You define matching rules in your ElastiService. When a request arrives and the service is at zero replicas, the resolver checks these rules first. A match returns your configured response immediately. No scale-up. The pod stays at zero.

probeResponse:
  - method: GET
    path:
      type: PathPrefix
      value: /healthz
    response:
      status: 200
      body: '{"ok":true}'

Rules can match on HTTP method, path (exact, prefix, or regex), headers, and query parameters — all ANDed together. First match wins. If nothing matches, normal behavior applies: the request queues and triggers scale-up.

flowchart TD
    REQ[Request arrives\nProxy mode active] --> CHECK{Check probe rules}

    CHECK -->|Match| SYNTH[Return synthetic response\n200 OK — pod stays at zero]
    CHECK -->|No match| QUEUE[Queue request\nNotify operator]

    QUEUE --> SCALE[Scale up pod]
    SCALE --> FWD[Forward to live pod]

What this means in practice¶

An important architectural point: ProbeResponse rules only apply when the resolver is active — that is, when your service is at zero replicas. The moment your service has live pods, KubeElasti switches to serve mode and the resolver exits the request path entirely. No overhead, no interception, no latency penalty when traffic is actually flowing.

This matters most for workloads where genuine idle time is expensive to miss: GPU inference pods, enterprise licensed software charged per running instance, and internal developer tools that mostly sit unused between working hours.

Setting it up¶

After installing KubeElasti, add a probeResponse block to your ElastiService. The best first step is to audit your health check sources — your cloud load balancer configuration, Kubernetes ingress annotations, and any uptime monitoring — and create a matching rule for each. For most services, a single PathPrefix: /health rule covers everything.
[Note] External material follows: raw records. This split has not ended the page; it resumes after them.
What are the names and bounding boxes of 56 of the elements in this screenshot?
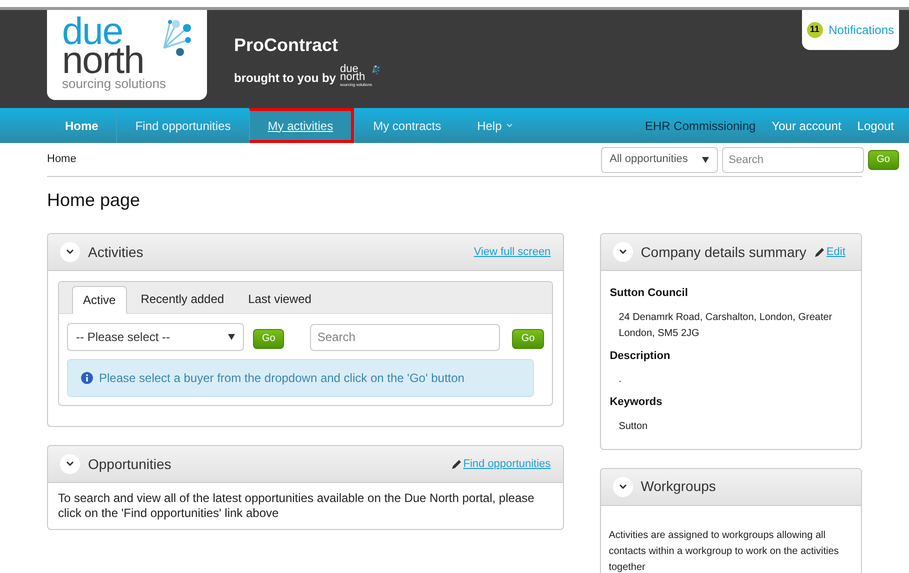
logo-text: due [340, 65, 358, 73]
view-full-screen-link[interactable]: View full screen [474, 244, 551, 260]
notifications-tab[interactable]: 11 Notifications [802, 10, 899, 50]
pencil-icon [814, 246, 826, 258]
nav-link[interactable]: Your account [772, 116, 842, 134]
tab[interactable]: Last viewed [238, 285, 322, 313]
panel-title: Opportunities [88, 454, 172, 474]
nav-link[interactable]: EHR Commissioning [644, 116, 756, 134]
logo-text: north [340, 73, 366, 82]
nav-link[interactable]: Help [459, 108, 531, 143]
collapse-icon[interactable] [60, 454, 80, 474]
dots-icon [162, 18, 192, 58]
collapse-icon[interactable] [612, 476, 633, 496]
brought-by-text: brought to you by [234, 70, 336, 87]
scope-select[interactable]: All opportunities [600, 146, 718, 172]
go-button[interactable]: Go [253, 328, 284, 348]
dropdown-arrow-icon [228, 334, 235, 340]
panel-title: Workgroups [640, 477, 716, 496]
edit-link[interactable]: Edit [826, 244, 846, 260]
panel-title: Activities [88, 242, 144, 262]
section-heading: Sutton Council [610, 286, 689, 301]
info-icon [81, 372, 93, 384]
find-opportunities-link[interactable]: Find opportunities [463, 456, 551, 472]
nav-link[interactable]: Home [47, 108, 116, 143]
search-field[interactable]: Search [310, 324, 500, 350]
logo-tagline: sourcing solutions [62, 76, 166, 92]
nav-link[interactable]: Logout [857, 116, 894, 134]
section-heading: Description [610, 348, 672, 364]
section-text: . [618, 373, 622, 387]
dropdown-arrow-icon [702, 156, 709, 162]
tab[interactable]: Active [72, 286, 127, 314]
app-title: ProContract [234, 34, 340, 57]
section-text: 24 Denamrk Road, Carshalton, London, Greater London, SM5 2JG [618, 310, 834, 340]
logo-text: north [62, 46, 144, 76]
search-field[interactable]: Search [722, 146, 864, 172]
buyer-select[interactable]: -- Please select -- [67, 323, 244, 351]
logo-text: due [62, 18, 123, 46]
panel-title: Company details summary Edit [640, 242, 846, 262]
go-button[interactable]: Go [512, 328, 544, 348]
nav-link[interactable]: My contracts [354, 108, 460, 143]
go-button[interactable]: Go [868, 150, 899, 170]
notifications-link[interactable]: Notifications [828, 21, 894, 39]
section-heading: Keywords [610, 395, 664, 410]
collapse-icon[interactable] [60, 242, 80, 262]
tab[interactable]: Recently added [130, 285, 234, 313]
breadcrumb[interactable]: Home [47, 151, 76, 168]
pencil-icon [451, 458, 464, 470]
dots-icon [372, 65, 380, 75]
info-text: Please select a buyer from the dropdown and click on the 'Go' button [99, 370, 464, 387]
nav-link[interactable]: My activities [248, 108, 354, 143]
opportunities-text: To search and view all of the latest opportunities available on the Due North portal, please click on the 'Find opportunities' link above [58, 491, 536, 521]
notification-count: 11 [806, 22, 823, 38]
section-text: Sutton [618, 420, 649, 434]
workgroups-text: Activities are assigned to workgroups allowing all contacts within a workgroup to work on the activities together [608, 528, 840, 573]
page-title: Home page [47, 189, 142, 212]
collapse-icon[interactable] [612, 242, 633, 262]
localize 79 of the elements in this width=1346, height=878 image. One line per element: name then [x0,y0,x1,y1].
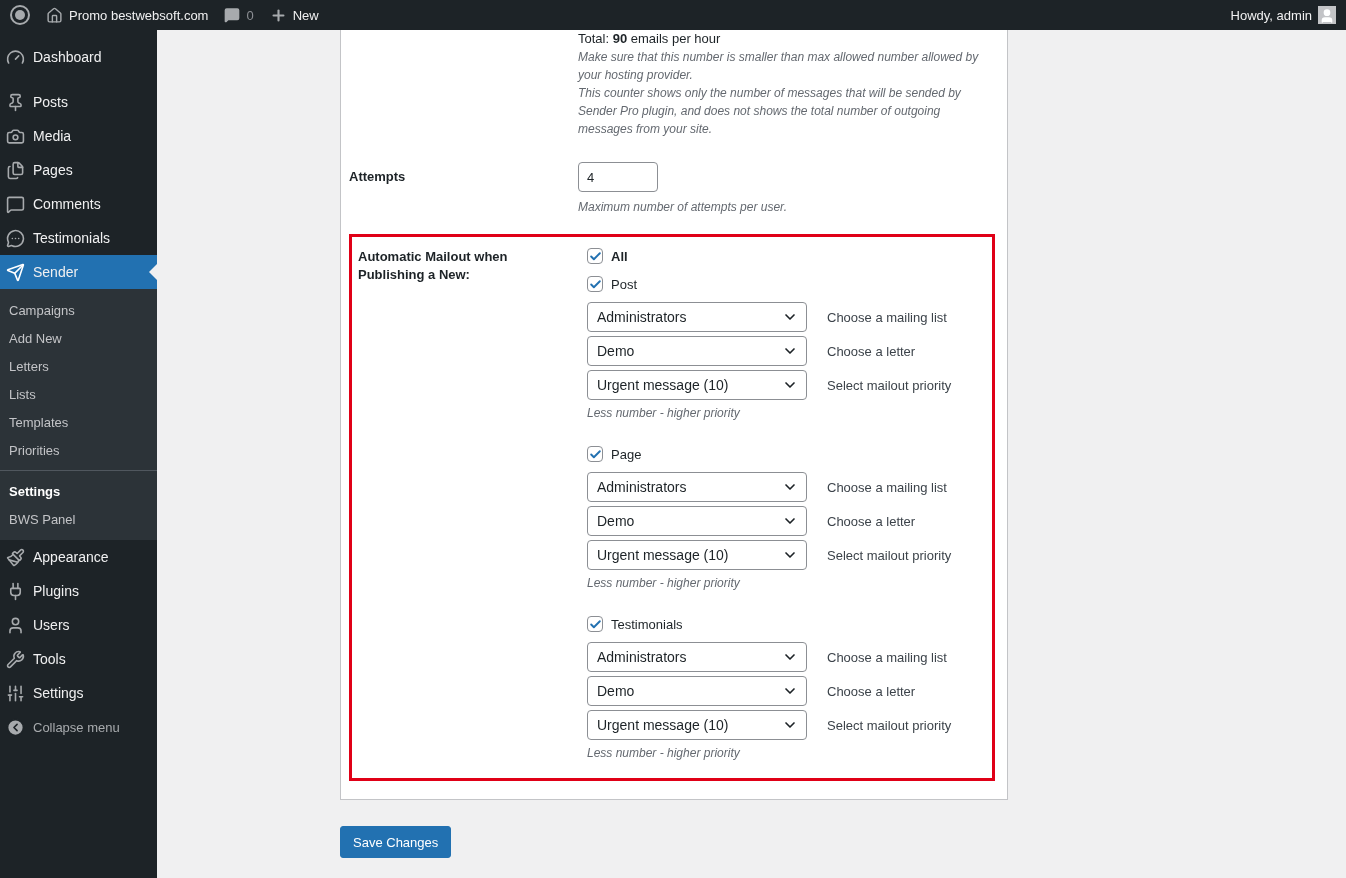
submenu-item[interactable]: Priorities [0,436,157,464]
attempts-input[interactable]: 4 [578,162,658,192]
dropdown[interactable]: Administrators [587,472,807,502]
checkbox-label: Page [611,446,642,462]
sliders-icon [6,683,25,703]
dropdown-hint: Choose a mailing list [827,649,947,665]
menu-item[interactable]: Sender [0,255,157,289]
field-label: Automatic Mailout when Publishing a New: [358,248,509,284]
field-description: Less number - higher priority [587,405,741,422]
menu-item[interactable]: Pages [0,153,157,187]
gauge-icon [6,47,25,67]
dropdown[interactable]: Administrators [587,302,807,332]
comment-count[interactable]: 0 [246,7,254,23]
house-icon [46,6,63,24]
total-text: Total: 90 emails per hour [578,30,722,48]
collapse-menu[interactable]: Collapse menu [0,710,157,744]
checkbox[interactable] [587,276,603,292]
speech-bubble-icon [6,194,25,214]
person-icon [6,615,25,635]
dropdown[interactable]: Demo [587,676,807,706]
menu-item[interactable]: Media [0,119,157,153]
menu-item[interactable]: Plugins [0,574,157,608]
site-link[interactable]: Promo bestwebsoft.com [69,7,209,23]
new-link[interactable]: New [292,7,319,23]
dropdown[interactable]: Demo [587,336,807,366]
checkbox[interactable] [587,616,603,632]
checkbox-label: Testimonials [611,616,683,632]
submenu-item[interactable]: BWS Panel [0,505,157,533]
documents-icon [6,160,25,180]
paper-plane-icon [6,262,25,282]
field-description: Maximum number of attempts per user. [578,199,788,216]
menu-item[interactable]: Testimonials [0,221,157,255]
submenu-item[interactable]: Templates [0,408,157,436]
menu-item[interactable]: Comments [0,187,157,221]
dropdown[interactable]: Administrators [587,642,807,672]
dropdown-hint: Choose a letter [827,513,916,529]
chat-bubble-icon [6,228,25,248]
dropdown-hint: Select mailout priority [827,377,952,393]
submenu-item[interactable]: Campaigns [0,296,157,324]
menu-item[interactable]: Settings [0,676,157,710]
field-description: Less number - higher priority [587,575,741,592]
wrench-icon [6,649,25,669]
dropdown-hint: Choose a letter [827,683,916,699]
checkbox-label: Post [611,276,637,292]
menu-item[interactable]: Dashboard [0,40,157,74]
menu-item[interactable]: Appearance [0,540,157,574]
dropdown-hint: Select mailout priority [827,717,952,733]
note-text: Make sure that this number is smaller than max allowed number allowed by your hosting provider. [578,49,980,84]
note-text: This counter shows only the number of messages that will be sended by Sender Pro plugin, and does not shows the total number of outgoing messages from your site. [578,85,962,138]
submenu-item[interactable]: Settings [0,470,157,505]
menu-item[interactable]: Users [0,608,157,642]
field-description: Less number - higher priority [587,745,741,762]
dropdown[interactable]: Demo [587,506,807,536]
menu-item[interactable]: Posts [0,85,157,119]
avatar-icon [1318,6,1336,24]
checkbox-label: All [611,248,628,264]
dropdown-hint: Select mailout priority [827,547,952,563]
greeting[interactable]: Howdy, admin [1230,7,1312,23]
plus-icon [269,6,287,24]
camera-icon [6,126,25,146]
comment-icon [224,7,241,23]
menu-item[interactable]: Tools [0,642,157,676]
collapse-icon[interactable] [6,717,25,737]
submenu-item[interactable]: Add New [0,324,157,352]
submenu-item[interactable]: Lists [0,380,157,408]
pushpin-icon [6,92,25,112]
dropdown-hint: Choose a mailing list [827,309,947,325]
save-button[interactable]: Save Changes [340,826,452,858]
dropdown[interactable]: Urgent message (10) [587,370,807,400]
dropdown[interactable]: Urgent message (10) [587,710,807,740]
dropdown-hint: Choose a letter [827,343,916,359]
checkbox[interactable] [587,446,603,462]
paintbrush-icon [6,547,25,567]
dropdown[interactable]: Urgent message (10) [587,540,807,570]
dropdown-hint: Choose a mailing list [827,479,947,495]
checkbox[interactable] [587,248,603,264]
logo-icon[interactable] [10,5,30,25]
field-label: Attempts [349,168,407,186]
submenu-item[interactable]: Letters [0,352,157,380]
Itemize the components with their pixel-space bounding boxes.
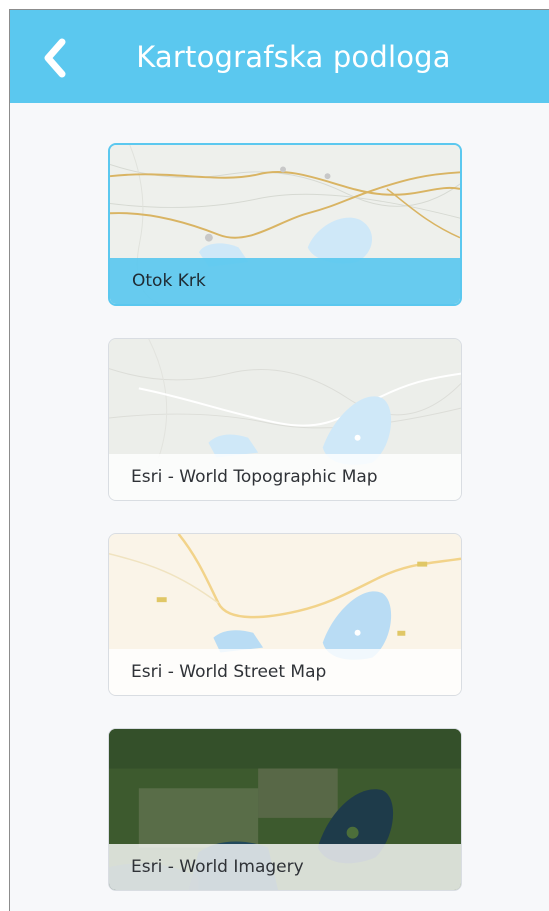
basemap-label: Esri - World Topographic Map (109, 454, 461, 500)
page-title: Kartografska podloga (136, 40, 451, 74)
basemap-card-world-imagery[interactable]: Esri - World Imagery (108, 728, 462, 891)
basemap-label: Otok Krk (110, 258, 460, 304)
basemap-card-world-topographic[interactable]: Esri - World Topographic Map (108, 338, 462, 501)
app-screen: Kartografska podloga Otok Krk Esri - Wor… (9, 9, 549, 911)
basemap-card-world-street[interactable]: Esri - World Street Map (108, 533, 462, 696)
basemap-card-otok-krk[interactable]: Otok Krk (108, 143, 462, 306)
app-header: Kartografska podloga (10, 10, 549, 103)
basemap-label: Esri - World Street Map (109, 649, 461, 695)
basemap-label: Esri - World Imagery (109, 844, 461, 890)
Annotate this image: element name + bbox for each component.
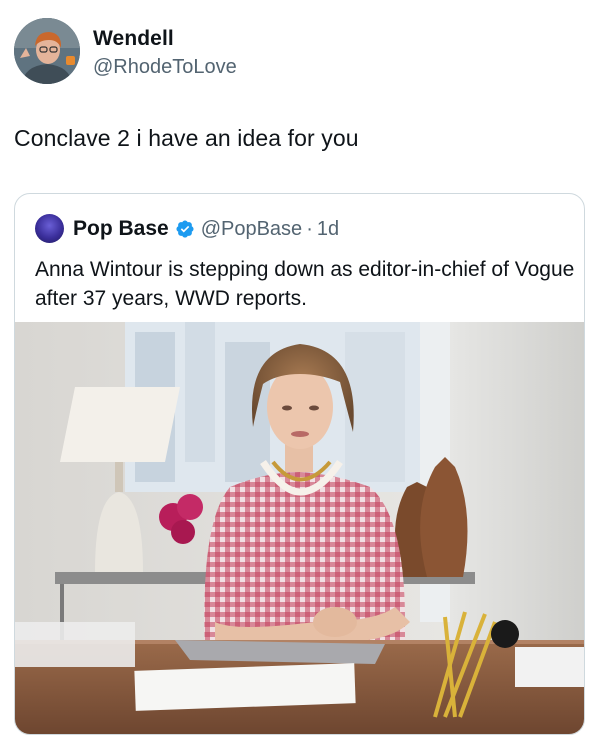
verified-badge-icon (176, 220, 194, 238)
quoted-author-handle[interactable]: @PopBase (201, 218, 302, 241)
quoted-author-name[interactable]: Pop Base (73, 217, 169, 241)
author-handle[interactable]: @RhodeToLove (93, 56, 237, 79)
quoted-author-avatar[interactable] (35, 214, 64, 243)
author-avatar[interactable] (14, 18, 80, 84)
quoted-tweet-photo[interactable] (15, 322, 584, 734)
profile-photo (14, 18, 80, 84)
quoted-tweet-time[interactable]: 1d (317, 218, 339, 241)
quoted-tweet-header: Pop Base @PopBase · 1d (73, 216, 339, 242)
quoted-tweet-card[interactable]: Pop Base @PopBase · 1d Anna Wintour is s… (14, 193, 585, 735)
tweet-text: Conclave 2 i have an idea for you (14, 125, 359, 151)
quoted-tweet-text: Anna Wintour is stepping down as editor-… (35, 258, 575, 310)
author-name[interactable]: Wendell (93, 27, 174, 51)
separator-dot: · (306, 217, 313, 240)
photo-woman-at-desk (15, 322, 584, 734)
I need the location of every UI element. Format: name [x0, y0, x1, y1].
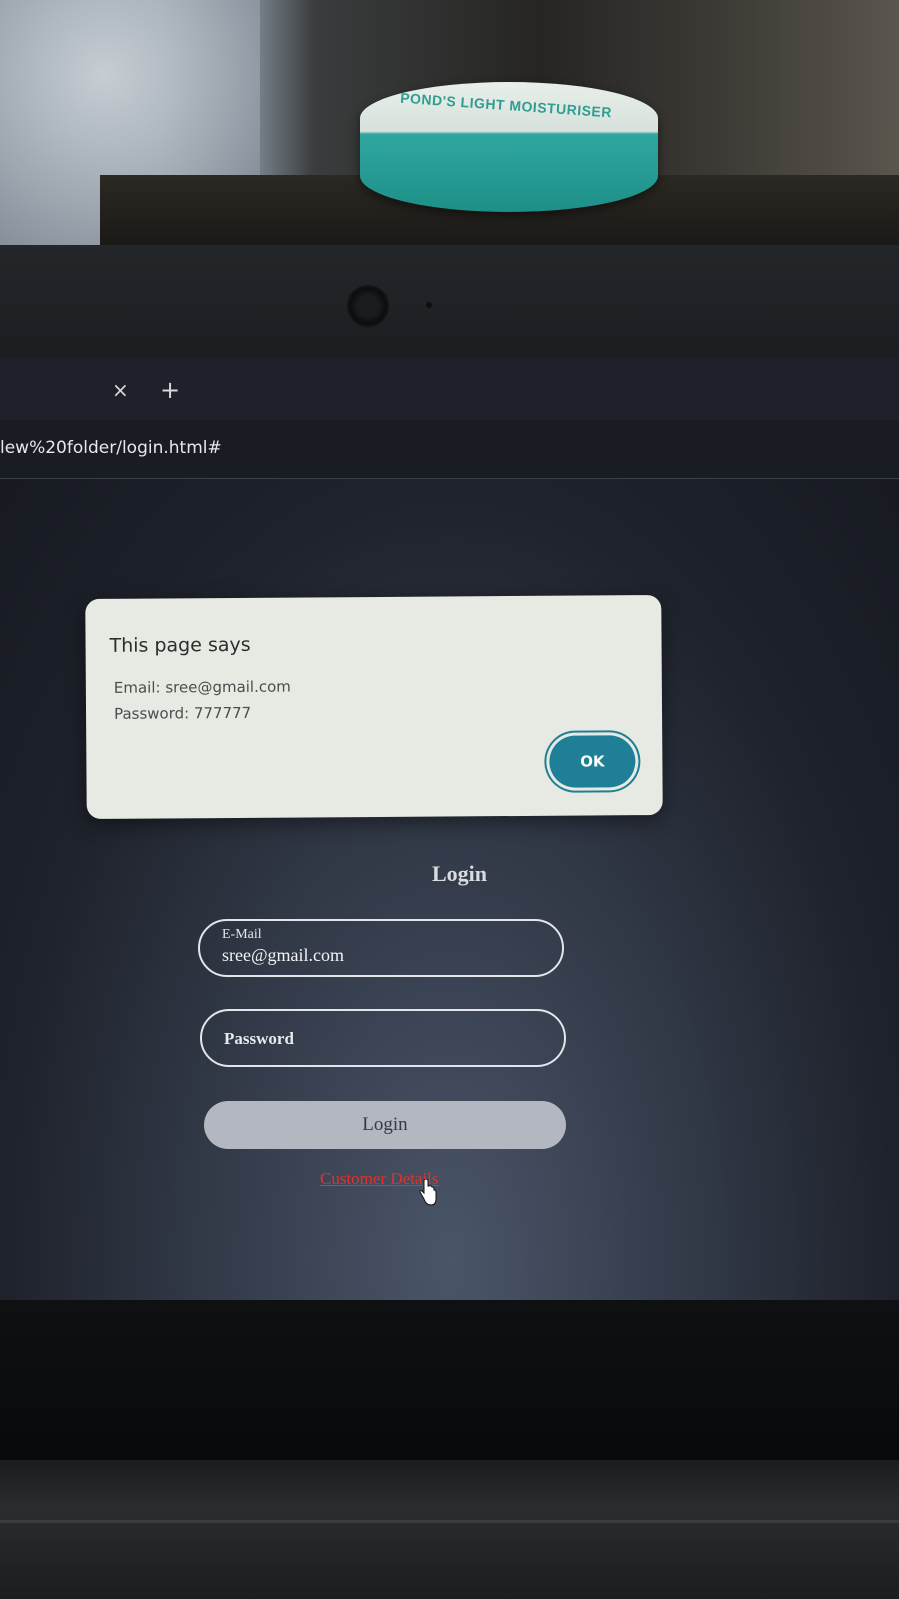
- close-tab-icon[interactable]: ×: [112, 380, 129, 400]
- password-placeholder: Password: [224, 1029, 294, 1048]
- browser-tab-bar: × +: [0, 358, 899, 420]
- photo-scene: POND'S LIGHT MOISTURISER × + lew%20folde…: [0, 0, 899, 1599]
- laptop-top-bezel: [0, 245, 899, 360]
- webcam-led: [426, 302, 432, 308]
- login-heading: Login: [431, 861, 488, 886]
- new-tab-icon[interactable]: +: [160, 378, 180, 402]
- email-field[interactable]: E-Mail sree@gmail.com: [198, 919, 564, 977]
- alert-dialog: This page says Email: sree@gmail.com Pas…: [85, 594, 663, 820]
- password-field[interactable]: Password: [200, 1009, 566, 1067]
- laptop-bottom-bezel: [0, 1300, 899, 1470]
- dialog-title: This page says: [109, 633, 251, 657]
- laptop-screen: × + lew%20folder/login.html# This page s…: [0, 358, 899, 1303]
- page-content: This page says Email: sree@gmail.com Pas…: [0, 479, 899, 1303]
- laptop-deck: [0, 1460, 899, 1599]
- address-bar[interactable]: lew%20folder/login.html#: [0, 420, 899, 479]
- hand-cursor-icon: [419, 1179, 437, 1206]
- url-text[interactable]: lew%20folder/login.html#: [0, 438, 222, 458]
- login-button[interactable]: Login: [204, 1101, 566, 1149]
- email-value[interactable]: sree@gmail.com: [222, 945, 344, 966]
- ok-button[interactable]: OK: [549, 735, 636, 788]
- email-label: E-Mail: [222, 927, 262, 942]
- dialog-password-line: Password: 777777: [113, 703, 252, 723]
- deck-edge: [0, 1520, 899, 1523]
- dialog-email-line: Email: sree@gmail.com: [113, 677, 291, 697]
- webcam-icon: [347, 285, 389, 327]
Full configuration reference: kubeelasti.dev/src/install/configure-elastiservice/#3-proberesponse

Key takeaways¶

Idle services still cost money because health checks keep waking them up. KubeElasti scales pods to zero when real traffic stops and queues requests on the way back up, but health checks were triggering that scale-up even with no real user demand. ProbeResponse returns a configured synthetic response for matched probe paths, keeping pods at zero. And since the resolver only intercepts traffic during proxy mode, there is zero overhead once your pods are running.